Em 1984, dois radioastrónomos da Universidade de Cambridge utilizavam o Very Large Array (VLA) para estudar remanescentes de supernovas. No decurso desse trabalho, descobriram um remanescente com propriedades singulares e muito mais pequeno do que o habitual — cerca de 1 minuto de arco (1/60 de um grau, 1/30 do diâmetro da Lua). A descoberta mereceu honras de publicação na prestigiada revista Nature e os autores realçam bem o carácter especial da descoberta no resumo do artigo:
O remanescente de uma supernova é formado por material da estrela que explodiu, projectado a grande velocidade para o espaço. O facto de um remanescente ser pequeno implica que o material não teve ainda muito tempo para se expandir e é, portanto, jovem. Apesar do interesse suscitado na altura pelo G1.9+0.3, o nome de catálogo que lhe foi atribuído, o assunto parecia ter morrido por ali, não havendo publicações sobre este objecto na literatura durante os 22 anos que se seguiram. [Nota: O G1.9+0.3 foi assim designado porque tem longitude e latitude galácticas de 1.9 e 0.3 graus, respectivamente. O núcleo galáctico tem coordenadas neste sistema de G0.0+0.0 pelo que, visto da Terra, o remanescente está localizado a poucos graus do núcleo da Via Láctea, na constelação do Sagitário.]

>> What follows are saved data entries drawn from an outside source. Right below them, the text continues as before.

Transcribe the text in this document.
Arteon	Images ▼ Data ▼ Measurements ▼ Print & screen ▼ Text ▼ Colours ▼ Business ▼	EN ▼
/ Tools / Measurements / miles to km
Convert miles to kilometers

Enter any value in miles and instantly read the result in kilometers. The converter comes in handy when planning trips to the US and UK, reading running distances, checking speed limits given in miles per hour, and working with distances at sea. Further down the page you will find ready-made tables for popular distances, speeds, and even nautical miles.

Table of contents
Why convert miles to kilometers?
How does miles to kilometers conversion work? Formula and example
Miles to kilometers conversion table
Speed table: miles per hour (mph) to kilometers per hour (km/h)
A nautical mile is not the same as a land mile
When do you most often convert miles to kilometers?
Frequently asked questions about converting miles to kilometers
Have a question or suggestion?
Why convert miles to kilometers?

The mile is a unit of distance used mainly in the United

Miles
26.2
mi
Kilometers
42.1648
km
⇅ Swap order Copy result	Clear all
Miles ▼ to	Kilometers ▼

{A posição da supernova (estrela amarela) que deu origem ao remanescente G1.9+0.3 na constelação do Sagitário, junto ao centro galáctico (quadrado vermelho). Fonte: Stellarium.}
O interesse pelo G1.9+0.3 foi renovado quando, em 2007, uma equipa de astrónomos observou o remanescente com o telescópio de raios X Chandra, em órbita da Terra. Para surpresa, ou talvez não, da equipa, as imagens do Chandra mostraram um remanescente em forma de anel que se expandia para o espaço envolvente com uma velocidade muito elevada. Os raios X eram emitidos por material no bordo do remanescente, que estava em colisão com o material interestelar circundante, resultando no seu aquecimento até uma temperatura de milhões de Kelvin. Particularmente interessante era o facto de o seu tamanho ter aumentado 15% desde a descoberta com o VLA em 1984. Observações subsequentes, realizadas em 2008 com o VLA, confirmaram que o remanescente tinha aumentado o seu tamanho angular. A medição precisa da absorção dos raios X de diferentes comprimentos de onda pelo gás interestelar, permitiu estimar a distância do G1.9+0.3 em cerca de 25 mil anos-luz, correspondendo a um diâmetro real do remanescente de 6 anos-luz. Estes dados mostravam inequivocamente que a supernova tinha ocorrido a poucos milhares de anos-luz do centro da Via Láctea, a 27 mil anos-luz, na região densa do bojo da galáxia. Mais, a esta distância, o aumento do tamanho angular, medido nas imagens obtidas pelo VLA com um intervalo de 23 anos, corresponde a uma velocidade linear de expansão de 14 mil km/s — 5% da velocidade da luz!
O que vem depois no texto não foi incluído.